High Performing Business – Negotiations – Fairness
Michelle LaBrosse, CCPM, PMP, PMI-ACP
In the book Sway, The Pull of Irrational Forces, the authors discuss how people want to have the decisions of others for which impact them be made fairly. If there is a perception someone was not fair in an interaction, there leaves a stain in the memory of the person and their associated organization.
We see this often in the Cheetah Exam Prep with our students who feel they are treated unfairly from PMI in the pursuit of becoming PMP certified. We will have students with very similar experience backgrounds and similar eligibility applications where they approve one but not the other. This leaves the student not approved extremely disgruntled. Then we have students who do manage to get the eligibility letter from PMI, but for whatever their reasons don’t follow our course processes and end up having to take the test several times before they ultimately pass. These students tell us the test questions on the second and third attempt get easier and they feel that PMI purposely does this to get them to pay more exam fees. PMI may have very good reasons for the way it does business, but when an organization wants to create good will with its customer base, they need to ensure their processes are clearly documented and uniformly followed. Even the perception that a process is not fair when in fact it may be quite fair will hurt an organization (as is the example of the student feeling the organization is making the test easier in subsequent attempts to get more exam fees). While having consistent and fair processes throughout the business is important, it’s even more important to have those processes that directly impact the viability of another’s life be rock solid, transparent, and communicated as such.

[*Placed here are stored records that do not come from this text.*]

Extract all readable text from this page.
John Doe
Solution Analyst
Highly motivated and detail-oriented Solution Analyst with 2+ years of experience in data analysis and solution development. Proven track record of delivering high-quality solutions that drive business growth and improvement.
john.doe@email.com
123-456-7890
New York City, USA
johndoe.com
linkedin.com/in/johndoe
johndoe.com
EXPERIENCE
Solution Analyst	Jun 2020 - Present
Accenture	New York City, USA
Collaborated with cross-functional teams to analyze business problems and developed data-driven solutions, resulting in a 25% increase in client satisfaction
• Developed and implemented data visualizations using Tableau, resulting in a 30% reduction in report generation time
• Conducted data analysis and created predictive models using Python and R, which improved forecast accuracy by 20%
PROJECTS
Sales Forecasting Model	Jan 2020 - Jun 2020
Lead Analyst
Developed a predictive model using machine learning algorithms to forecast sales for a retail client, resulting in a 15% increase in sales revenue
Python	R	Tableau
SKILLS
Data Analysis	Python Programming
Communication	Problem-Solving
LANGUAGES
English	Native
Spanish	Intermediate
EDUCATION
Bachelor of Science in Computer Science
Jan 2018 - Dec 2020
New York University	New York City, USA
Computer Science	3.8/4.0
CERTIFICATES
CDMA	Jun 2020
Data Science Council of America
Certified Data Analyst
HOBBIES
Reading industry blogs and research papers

It is for this reason at Cheetah Learning in our program to help people become Certified Project Managers, we teach our students how to create a stable negotiations process. Developing trust from having stable ways of interacting with others creates enduring success – which is one of the many values of becoming a Cheetah Certifed Project Manager (CCPM). It’s also why the CCPM is gaining in popularity and growing quickly as the new “must have” PM certification.